Is it privilege that shields people from not needing to have an opinion? Is it entitlement that lets people have an opinion and believe with all their might, that their opinion is the only valid opinion there is? Is it ignorance about another person’s lived experiences and their points of entry that makes some people so self righteous? Do they think they know better or do they think other people don’t know enough? Beyond all of this, do they realise the toll that their “objective debate” is taking on another person?

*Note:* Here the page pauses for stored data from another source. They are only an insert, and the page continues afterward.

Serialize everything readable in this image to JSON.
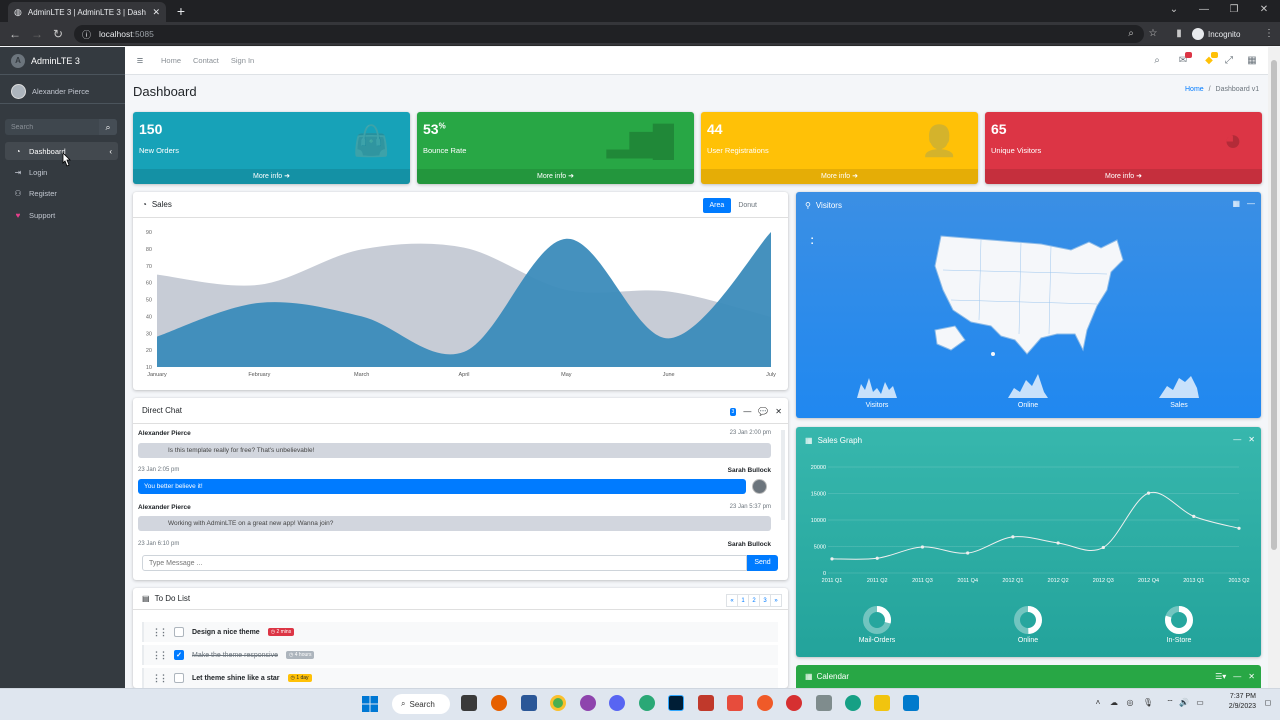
{
  "browser": {
    "tab_title": "AdminLTE 3 | AdminLTE 3 | Dash",
    "url_host": "localhost",
    "url_port": ":5085",
    "incognito_label": "Incognito"
  },
  "sidebar": {
    "brand": "AdminLTE 3",
    "user": "Alexander Pierce",
    "search_placeholder": "Search",
    "items": [
      {
        "label": "Dashboard",
        "icon": "dashboard-icon"
      },
      {
        "label": "Login",
        "icon": "sign-in-icon"
      },
      {
        "label": "Register",
        "icon": "user-plus-icon"
      },
      {
        "label": "Support",
        "icon": "heart-icon"
      }
    ]
  },
  "navbar": {
    "links": [
      "Home",
      "Contact",
      "Sign In"
    ],
    "messages_badge": "",
    "notifications_badge": ""
  },
  "header": {
    "title": "Dashboard",
    "breadcrumb_home": "Home",
    "breadcrumb_sep": "/",
    "breadcrumb_current": "Dashboard v1"
  },
  "small_boxes": [
    {
      "value": "150",
      "suffix": "",
      "label": "New Orders",
      "more": "More info",
      "color": "#17a2b8",
      "icon": "shopping-bag-icon"
    },
    {
      "value": "53",
      "suffix": "%",
      "label": "Bounce Rate",
      "more": "More info",
      "color": "#28a745",
      "icon": "bar-chart-icon"
    },
    {
      "value": "44",
      "suffix": "",
      "label": "User Registrations",
      "more": "More info",
      "color": "#ffc107",
      "icon": "user-add-icon"
    },
    {
      "value": "65",
      "suffix": "",
      "label": "Unique Visitors",
      "more": "More info",
      "color": "#dc3545",
      "icon": "pie-chart-icon"
    }
  ],
  "sales": {
    "title": "Sales",
    "tab_area": "Area",
    "tab_donut": "Donut"
  },
  "visitors": {
    "title": "Visitors",
    "labels": [
      "Visitors",
      "Online",
      "Sales"
    ]
  },
  "chat": {
    "title": "Direct Chat",
    "badge": "3",
    "messages": [
      {
        "name": "Alexander Pierce",
        "time": "23 Jan 2:00 pm",
        "text": "Is this template really for free? That's unbelievable!"
      },
      {
        "name": "Sarah Bullock",
        "time": "23 Jan 2:05 pm",
        "text": "You better believe it!"
      },
      {
        "name": "Alexander Pierce",
        "time": "23 Jan 5:37 pm",
        "text": "Working with AdminLTE on a great new app! Wanna join?"
      },
      {
        "name": "Sarah Bullock",
        "time": "23 Jan 6:10 pm",
        "text": ""
      }
    ],
    "input_placeholder": "Type Message ...",
    "send_label": "Send"
  },
  "todo": {
    "title": "To Do List",
    "pages": [
      "«",
      "1",
      "2",
      "3",
      "»"
    ],
    "items": [
      {
        "text": "Design a nice theme",
        "tag": "2 mins",
        "tag_color": "#dc3545",
        "checked": false
      },
      {
        "text": "Make the theme responsive",
        "tag": "4 hours",
        "tag_color": "#adb5bd",
        "checked": true
      },
      {
        "text": "Let theme shine like a star",
        "tag": "1 day",
        "tag_color": "#ffc107",
        "checked": false
      }
    ]
  },
  "sales_graph": {
    "title": "Sales Graph",
    "donut_labels": [
      "Mail-Orders",
      "Online",
      "In-Store"
    ]
  },
  "calendar": {
    "title": "Calendar"
  },
  "taskbar": {
    "search_label": "Search",
    "time": "7:37 PM",
    "date": "2/9/2023"
  },
  "chart_data": [
    {
      "type": "area",
      "title": "Sales",
      "categories": [
        "January",
        "February",
        "March",
        "April",
        "May",
        "June",
        "July"
      ],
      "ylim": [
        10,
        90
      ],
      "yticks": [
        10,
        20,
        30,
        40,
        50,
        60,
        70,
        80,
        90
      ],
      "series": [
        {
          "name": "",
          "color": "#c1c7d1",
          "values": [
            65,
            59,
            80,
            81,
            56,
            55,
            40
          ]
        },
        {
          "name": "",
          "color": "#3b8bba",
          "values": [
            28,
            48,
            40,
            19,
            86,
            27,
            90
          ]
        }
      ]
    },
    {
      "type": "line",
      "title": "Sales Graph",
      "categories": [
        "2011 Q1",
        "2011 Q2",
        "2011 Q3",
        "2011 Q4",
        "2012 Q1",
        "2012 Q2",
        "2012 Q3",
        "2012 Q4",
        "2013 Q1",
        "2013 Q2"
      ],
      "ylim": [
        0,
        20000
      ],
      "yticks": [
        0,
        5000,
        10000,
        15000,
        20000
      ],
      "series": [
        {
          "name": "",
          "color": "#efefef",
          "values": [
            2666,
            2778,
            4912,
            3767,
            6810,
            5670,
            4820,
            15073,
            10687,
            8432
          ]
        }
      ]
    }
  ]
}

A few months ago, an upper caste, upper class Andhra boy explained to me very calmly, that father Stan being denied a sipper in jail was not the problem of the system but the mistake of a “few bad apples.” With tears in my eyes I told him, Vara Vara Rao is family. My voice breaking, I asked him how he explains Sai Baba and Sudha Bharadwaj and every other person wrongly incarcerated by the states. He held my hand and told me “Aila, you are too emotional about this issue to talk about it.” And may I add, by this point, this boy had been a chartered accountant for 7 years and I, studied and published a research documentation on the living conditions in central prisons of Telangana (if the concern was credentials, I was far out-ranking this 30 year old, while I was 22).


My problem with objectivity is simple: It does not exist. It does not exist in the real, messy everyday life. You can be objective about how many corners a right angle triangle has, but how can you be objective about lives? About incidents and history and politics and psychology and economics and philosophy and everything else in between? How is objectivity even possible?


I am too emotional. I am emotional about a dog that I didn't even want to have, how do you think I am not going to be emotional about human lives? I absolutely do not understand how any person expects another person to be unemotional about things. I am emotional about every issue that I give a damn about - whether it is human rights or my doll being called creepy. Because I give a damn about it!


If you have not cried your heart out about an issue, is that something you even really care about? Because if you have not cried about something, I refuse to “debate” you and “discuss” with you about it. I refuse to engage with people who do not feel! And I refuse to accept any methodology of research, any pedagogy, any relationship in my life that is not based on “Being emotional.”


Care enough about something that you cannot discuss it objectively. Give a damn about something in your life that you cannot debate sensibly. The world could use more people who care enough to cry at night about the state and the society. And the world needs more people who take the political personally and not just the personal politically.